Jamie Cox, the managing partner of Harris Financial Group, stated that prior to this meeting, the stock market had already risen sharply, which was a good way to help some people get out of trouble before the holiday. Stock prices are expensive, especially technology stocks, so people quickly sell and lock in profits before holidays. The interest rate decision is just a catalyst for people to do what they were supposed to do - sell early and complete it after a glorious year in the stock market.

Michael O'Rourke, Chief Market Strategist at Jonestrading, stated that the entire federal funds curve has shifted upwards. This is reflected in the two-year and ten-year returns. The soaring yield will only bring greater pressure to risky assets. Of course, we did not take into account any concerns about the more hawkish interest rate outlook, as the market has been rising. This indicates that it is a good reason to give up some chips before the end of the year. This is one reason for profit taking. The thing with the largest increase will feel the greatest pain in the short term.

Jim Awad, Senior Managing Director of Clearstead Advisors, stated that expectations for a rate cut next year are rapidly weakening. The market seems to believe that there will only be one interest rate cut next year, which means inflation will continue for a long time and interest rates will remain at a high level, all of which will damage stock valuations. As financing costs rise, the deficit problem becomes even more severe. Overall, this is a negative impact on risk assets, causing panic in the market.

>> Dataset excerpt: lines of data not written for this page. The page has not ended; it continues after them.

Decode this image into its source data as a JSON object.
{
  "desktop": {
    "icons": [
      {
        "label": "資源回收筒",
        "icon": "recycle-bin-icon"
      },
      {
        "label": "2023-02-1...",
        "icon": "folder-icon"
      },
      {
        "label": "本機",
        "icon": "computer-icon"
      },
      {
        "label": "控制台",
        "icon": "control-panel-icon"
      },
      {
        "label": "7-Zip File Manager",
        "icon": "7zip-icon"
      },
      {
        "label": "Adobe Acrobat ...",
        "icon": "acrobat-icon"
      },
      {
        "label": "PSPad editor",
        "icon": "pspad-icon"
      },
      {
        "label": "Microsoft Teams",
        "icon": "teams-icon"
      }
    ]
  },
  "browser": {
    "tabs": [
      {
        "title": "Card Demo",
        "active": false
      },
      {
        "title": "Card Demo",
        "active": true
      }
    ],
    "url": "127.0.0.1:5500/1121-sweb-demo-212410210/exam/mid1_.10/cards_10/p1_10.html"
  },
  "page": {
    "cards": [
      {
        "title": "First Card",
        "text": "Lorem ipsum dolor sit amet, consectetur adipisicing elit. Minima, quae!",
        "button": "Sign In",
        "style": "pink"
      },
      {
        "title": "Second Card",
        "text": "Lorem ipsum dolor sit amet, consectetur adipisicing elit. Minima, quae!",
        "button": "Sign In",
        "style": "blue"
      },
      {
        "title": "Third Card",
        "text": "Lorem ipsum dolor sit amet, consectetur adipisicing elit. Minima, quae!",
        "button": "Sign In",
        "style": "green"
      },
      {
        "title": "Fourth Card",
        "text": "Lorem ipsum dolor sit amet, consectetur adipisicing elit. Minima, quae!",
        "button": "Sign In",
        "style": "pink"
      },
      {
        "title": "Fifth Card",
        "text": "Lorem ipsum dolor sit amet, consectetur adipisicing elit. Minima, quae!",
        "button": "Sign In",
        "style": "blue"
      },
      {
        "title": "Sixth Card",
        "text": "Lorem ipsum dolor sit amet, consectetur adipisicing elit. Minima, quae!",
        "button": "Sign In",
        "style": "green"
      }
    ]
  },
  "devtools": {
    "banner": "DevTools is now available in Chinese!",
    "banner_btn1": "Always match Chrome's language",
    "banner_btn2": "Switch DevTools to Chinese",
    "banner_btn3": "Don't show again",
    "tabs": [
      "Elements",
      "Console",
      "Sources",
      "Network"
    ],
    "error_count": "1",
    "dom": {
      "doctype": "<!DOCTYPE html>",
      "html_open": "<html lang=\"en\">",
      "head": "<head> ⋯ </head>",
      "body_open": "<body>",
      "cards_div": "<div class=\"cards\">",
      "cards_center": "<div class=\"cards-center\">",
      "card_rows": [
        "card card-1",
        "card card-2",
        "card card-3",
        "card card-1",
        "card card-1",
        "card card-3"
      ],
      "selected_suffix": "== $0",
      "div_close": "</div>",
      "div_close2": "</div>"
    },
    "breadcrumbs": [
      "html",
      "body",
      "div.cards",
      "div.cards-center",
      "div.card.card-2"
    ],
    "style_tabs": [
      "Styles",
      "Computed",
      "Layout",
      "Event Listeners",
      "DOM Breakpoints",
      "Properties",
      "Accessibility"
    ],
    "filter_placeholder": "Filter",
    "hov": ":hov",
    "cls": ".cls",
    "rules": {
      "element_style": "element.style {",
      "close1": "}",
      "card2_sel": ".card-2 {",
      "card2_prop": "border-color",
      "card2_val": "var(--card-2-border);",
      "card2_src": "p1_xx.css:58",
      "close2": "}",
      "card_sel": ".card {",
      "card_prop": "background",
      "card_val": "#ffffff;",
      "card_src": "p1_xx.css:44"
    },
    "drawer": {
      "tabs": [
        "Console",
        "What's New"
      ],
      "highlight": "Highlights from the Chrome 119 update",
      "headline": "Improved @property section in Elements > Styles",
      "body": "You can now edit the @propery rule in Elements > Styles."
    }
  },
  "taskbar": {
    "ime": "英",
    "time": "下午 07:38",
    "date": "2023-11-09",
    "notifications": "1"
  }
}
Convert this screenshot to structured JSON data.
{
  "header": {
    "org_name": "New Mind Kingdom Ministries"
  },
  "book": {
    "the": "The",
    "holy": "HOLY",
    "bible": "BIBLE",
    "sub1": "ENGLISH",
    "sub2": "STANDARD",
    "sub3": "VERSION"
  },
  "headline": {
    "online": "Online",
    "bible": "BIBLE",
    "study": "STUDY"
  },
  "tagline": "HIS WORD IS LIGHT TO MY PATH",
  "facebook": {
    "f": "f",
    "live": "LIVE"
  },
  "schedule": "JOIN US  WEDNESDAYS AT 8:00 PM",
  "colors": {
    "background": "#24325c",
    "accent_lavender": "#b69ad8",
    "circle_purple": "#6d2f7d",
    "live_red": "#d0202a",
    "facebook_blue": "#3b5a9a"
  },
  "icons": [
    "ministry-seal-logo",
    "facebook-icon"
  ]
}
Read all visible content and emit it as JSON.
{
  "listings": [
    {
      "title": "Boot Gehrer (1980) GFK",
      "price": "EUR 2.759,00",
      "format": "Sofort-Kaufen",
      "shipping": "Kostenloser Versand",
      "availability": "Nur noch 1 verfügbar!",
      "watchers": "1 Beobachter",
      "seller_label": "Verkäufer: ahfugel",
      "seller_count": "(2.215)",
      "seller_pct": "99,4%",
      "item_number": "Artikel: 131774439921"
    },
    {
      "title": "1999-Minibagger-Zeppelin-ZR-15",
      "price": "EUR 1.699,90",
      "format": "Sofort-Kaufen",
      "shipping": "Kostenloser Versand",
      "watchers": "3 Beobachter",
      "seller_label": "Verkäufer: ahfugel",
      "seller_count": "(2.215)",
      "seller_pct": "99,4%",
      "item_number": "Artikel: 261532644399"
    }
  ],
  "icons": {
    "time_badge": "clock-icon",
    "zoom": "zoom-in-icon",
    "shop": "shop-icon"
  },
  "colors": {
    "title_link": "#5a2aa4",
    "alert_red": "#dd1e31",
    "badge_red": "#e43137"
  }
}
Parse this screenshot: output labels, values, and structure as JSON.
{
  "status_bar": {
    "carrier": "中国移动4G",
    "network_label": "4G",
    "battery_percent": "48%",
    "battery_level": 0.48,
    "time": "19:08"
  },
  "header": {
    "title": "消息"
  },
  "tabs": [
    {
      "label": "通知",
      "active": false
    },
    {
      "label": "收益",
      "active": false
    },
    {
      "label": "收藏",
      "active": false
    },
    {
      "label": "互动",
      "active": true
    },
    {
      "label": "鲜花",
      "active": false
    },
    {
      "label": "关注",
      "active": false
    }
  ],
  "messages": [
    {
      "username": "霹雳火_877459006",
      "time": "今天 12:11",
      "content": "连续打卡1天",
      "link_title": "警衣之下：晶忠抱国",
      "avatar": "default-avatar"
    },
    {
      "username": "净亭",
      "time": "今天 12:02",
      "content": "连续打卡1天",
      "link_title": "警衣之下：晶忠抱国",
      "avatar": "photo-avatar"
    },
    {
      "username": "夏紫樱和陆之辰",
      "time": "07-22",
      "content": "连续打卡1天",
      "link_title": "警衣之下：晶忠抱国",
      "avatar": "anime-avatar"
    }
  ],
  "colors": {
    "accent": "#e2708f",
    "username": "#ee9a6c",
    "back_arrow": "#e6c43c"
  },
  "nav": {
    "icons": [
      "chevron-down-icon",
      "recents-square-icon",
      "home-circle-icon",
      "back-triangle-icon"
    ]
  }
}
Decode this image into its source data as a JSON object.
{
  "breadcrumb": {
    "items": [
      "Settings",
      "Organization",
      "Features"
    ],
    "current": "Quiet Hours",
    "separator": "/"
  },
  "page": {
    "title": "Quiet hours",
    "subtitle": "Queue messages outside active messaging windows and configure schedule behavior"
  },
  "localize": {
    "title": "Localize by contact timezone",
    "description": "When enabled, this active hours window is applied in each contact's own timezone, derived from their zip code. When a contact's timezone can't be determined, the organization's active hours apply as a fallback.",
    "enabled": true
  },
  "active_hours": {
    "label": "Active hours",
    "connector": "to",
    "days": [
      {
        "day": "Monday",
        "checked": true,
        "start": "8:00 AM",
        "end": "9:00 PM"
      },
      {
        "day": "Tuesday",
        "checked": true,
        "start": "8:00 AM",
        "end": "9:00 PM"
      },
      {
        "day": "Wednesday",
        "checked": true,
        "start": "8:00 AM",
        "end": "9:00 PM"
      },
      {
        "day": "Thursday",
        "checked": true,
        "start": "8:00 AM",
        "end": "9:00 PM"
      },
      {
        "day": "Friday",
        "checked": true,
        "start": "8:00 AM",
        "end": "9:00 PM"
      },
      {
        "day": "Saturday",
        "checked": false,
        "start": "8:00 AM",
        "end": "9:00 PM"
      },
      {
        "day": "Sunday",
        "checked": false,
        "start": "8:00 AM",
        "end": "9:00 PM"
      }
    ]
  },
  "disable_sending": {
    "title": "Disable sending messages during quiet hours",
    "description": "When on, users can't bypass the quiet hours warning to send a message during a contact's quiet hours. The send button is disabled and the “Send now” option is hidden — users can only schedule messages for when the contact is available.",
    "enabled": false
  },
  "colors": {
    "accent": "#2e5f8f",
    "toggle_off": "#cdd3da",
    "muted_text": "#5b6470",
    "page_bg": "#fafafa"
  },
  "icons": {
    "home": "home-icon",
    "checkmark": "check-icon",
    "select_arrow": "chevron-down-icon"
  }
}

Chris Zaccarelli, Chief Investment Officer of an asset management company, Northlight, said that the Federal Reserve tried to give the market what it wanted, but the gift was not welcomed. The market is forward-looking, ignoring today's 25 basis point rate cut and focusing on whether there will be a rate cut next year. Only two interest rate cuts are expected, far below market expectations, indicating that investors are not satisfied with the expected future trend of interest rates.

Steve Sosnick, Chief Strategist of Interactive Brokers, said, 'What interests me the most is the response to bonds.'. I don't know why fixed income traders would be surprised by a 9-12 basis point adjustment, unless they are very discouraged by the possibility of further rate cuts. Then, the rise in interest rates strengthened the US dollar, which in turn hit multinational corporations. Take a look at VIX. That jump screamed, 'I need protection now!'

According to the median of 81 responses surveyed by Markets Live Pulse, when the Federal Reserve meets in March next year, the yield of benchmark 10-year treasury bond bonds will fall from about 4.51% at present to 4.4%. After the news of the Federal Reserve's resolution, the bond market plummeted, and the yield of 10-year treasury bond bonds rose about 12 basis points. This is the largest increase since the Federal Reserve meeting day in June 2013, when signals that the central bank's asset purchase program would soon slow down triggered a stock market crash.

Respondents indicated that the Federal Reserve may eventually become more hawkish: 36% of respondents said that the Fed underestimated its long-term neutral interest rate, which neither promotes nor suppresses economic activity. Even if officials raise their growth rate forecast from around 2.9% in September to 3%, the situation remains the same. A quarter of people say that the Federal Reserve's estimate of neutrality is too high, while 39% of people say that this estimate is accurate. 62% of respondents said that the yield curve of US treasury bond bonds in March may be steeper.